Вечером приготовили праздничный ужин. Были вареники с картошкой и мясом, были разные салаты. Почти как дома. Младший пытался вспомнить маму, но не смог. Всё смутно, будто занесено песком.
Поели, чуть выпили браги.
Утром прощание было коротким.
– Удачи, Санька, – сказал старый Ермолаев. – Бог в помощь. Надеюсь, ты знаешь, что делаешь.
А сам посмотрел на козий череп.
– Бог даст, тебя не убьют, пацан, – хлопнул Сашу по плечу Денис.
И другие братья руки пожали.
А Лена, стоявшая чуть в сторонке, смотрела печально, и это была печаль за себя остающуюся, а не за него уходящего. Спасибо и на том, что не стала больше реветь или как-то ещё давить на психику.
Хотя нет. Немножко попыталась. Но не у всех на глазах. Однако всё было решено.
* * *
У Виктора, старшего над их маленьким караваном, была кожаная кепка, приплюснутая, как блин. Из-под неё виднелись красные оттопыренные уши, чуть поросшие, как травой, седеющими волосками. В жару кепка менялась на потрёпанную панаму.
Ещё тезка тирана постоянно или курил махорку или лузгал обжаренные семечки, сплёвывая шелуху сквозь щербатые зубы. И примерно раз в час прикладывался к фляжке. А ещё доставал Младшего подколками на тему отношений с женщинами и плоскими шуточками.
Женщин возчик любил. На привалах мог до бесконечности рассказывать, в какой деревне у него какая, показывая руками объёмы и цокая многозначительно. А над Сашей подтрунивал, так как явно слышал про его скоротечные отношения с дочкой Ермолаева.
Младший уже встречал таких мерзких людей. Их тянет язвить, когда человеку хреново и он хочет побыть один. А ему сейчас как раз не очень хорошо, Саша опять начал всерьёз задумываться, не гонится ли он за иллюзиями и не борется ли с ветряными мельницами?

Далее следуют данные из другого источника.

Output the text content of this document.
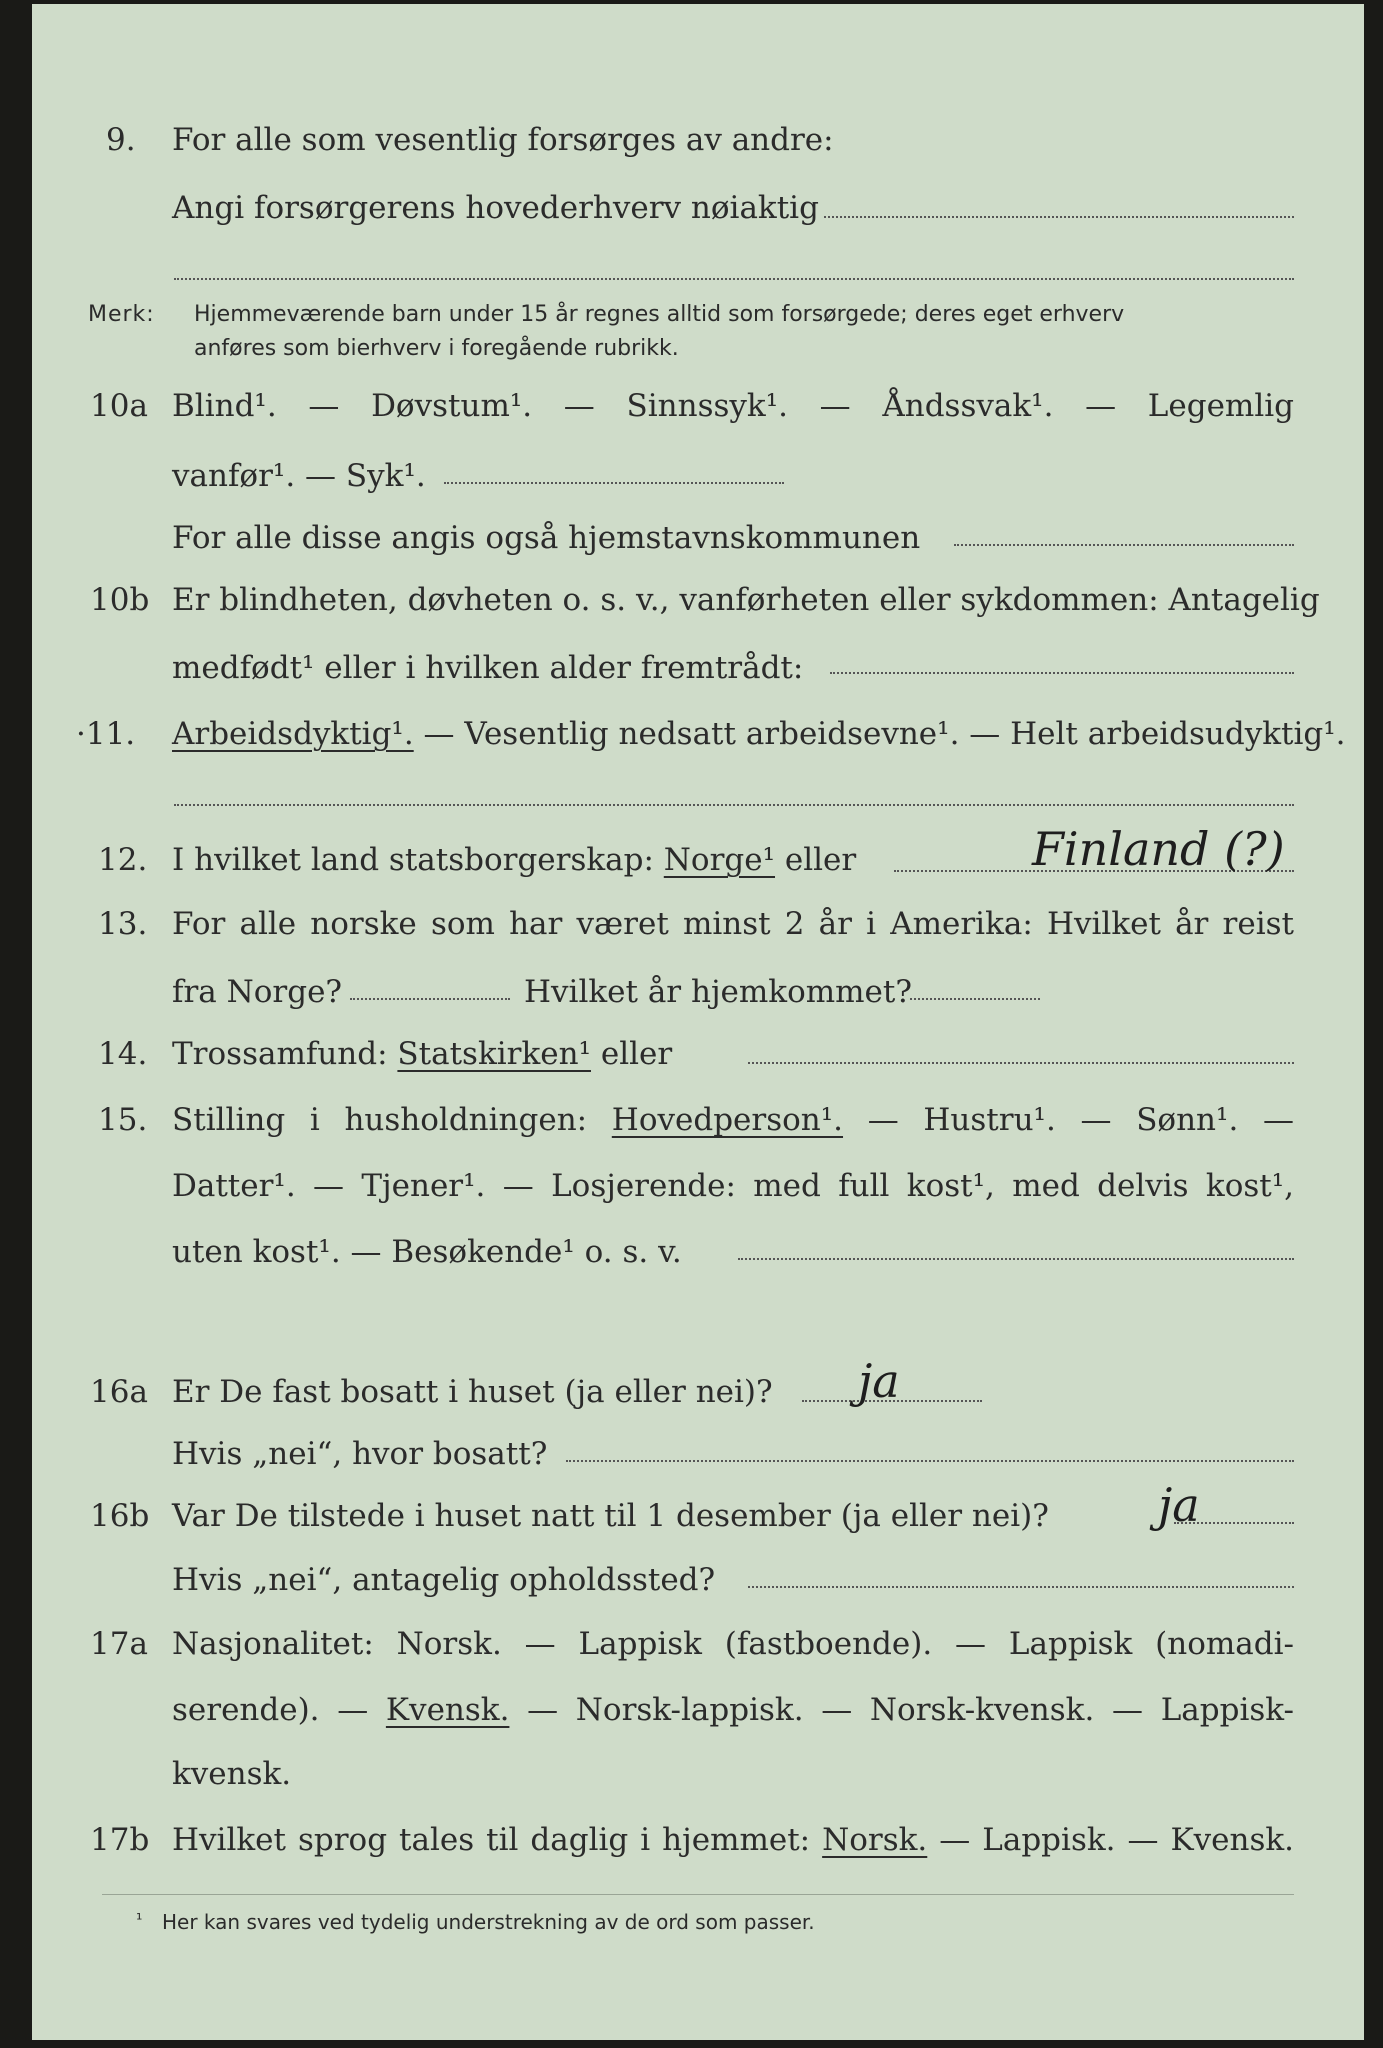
9. For alle som vesentlig forsørges av andre:
Angi forsørgerens hovederhverv nøiaktig
Merk: Hjemmeværende barn under 15 år regnes alltid som forsørgede; deres eget erhverv
anføres som bierhverv i foregående rubrikk.
10a Blind¹. — Døvstum¹. — Sinnssyk¹. — Åndssvak¹. — Legemlig
vanfør¹. — Syk¹.
For alle disse angis også hjemstavnskommunen
10b Er blindheten, døvheten o. s. v., vanførheten eller sykdommen: Antagelig
medfødt¹ eller i hvilken alder fremtrådt:
·11. Arbeidsdyktig¹. — Vesentlig nedsatt arbeidsevne¹. — Helt arbeidsudyktig¹.
12. I hvilket land statsborgerskap: Norge¹ eller	Finland (?)
13. For alle norske som har været minst 2 år i Amerika: Hvilket år reist
fra Norge?	Hvilket år hjemkommet?
14. Trossamfund: Statskirken¹ eller
15. Stilling i husholdningen: Hovedperson¹. — Hustru¹. — Sønn¹. —
Datter¹. — Tjener¹. — Losjerende: med full kost¹, med delvis kost¹,
uten kost¹. — Besøkende¹ o. s. v.
16a Er De fast bosatt i huset (ja eller nei)? ja
Hvis „nei“, hvor bosatt?
16b Var De tilstede i huset natt til 1 desember (ja eller nei)? ja
Hvis „nei“, antagelig opholdssted?
17a Nasjonalitet: Norsk. — Lappisk (fastboende). — Lappisk (nomadi-
serende). — Kvensk. — Norsk-lappisk. — Norsk-kvensk. — Lappisk-
kvensk.
17b Hvilket sprog tales til daglig i hjemmet: Norsk. — Lappisk. — Kvensk.
¹ Her kan svares ved tydelig understrekning av de ord som passer.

Второй повозкой, которую сам «рулевой» иногда называл «каретой», управлял немолодой мужик в ватной фуфайке (видимо, мёрзли старые кости) с диковинным именем Никодим. Чаще его величали Дим-Димыч, он тоже дымил как паровоз и на привалах понемногу вливал в себя полупрозрачное пойло из большой пластиковой бутылки с мерными делениями. Кстати, видимо, выражение «знать меру» происходит от такой тары. Дим-Димыч сам не лез к Саше с разговорами. Он пел. Чаще всего – про то, как какой-то глухой ямщик замерзал в безлюдной степи. Иногда заводил заунывно: «Ты неси меня, река, да в родные мне места… Ги-де жи-и-ивет мая кра-а-аса. Голубые у неё глаза…».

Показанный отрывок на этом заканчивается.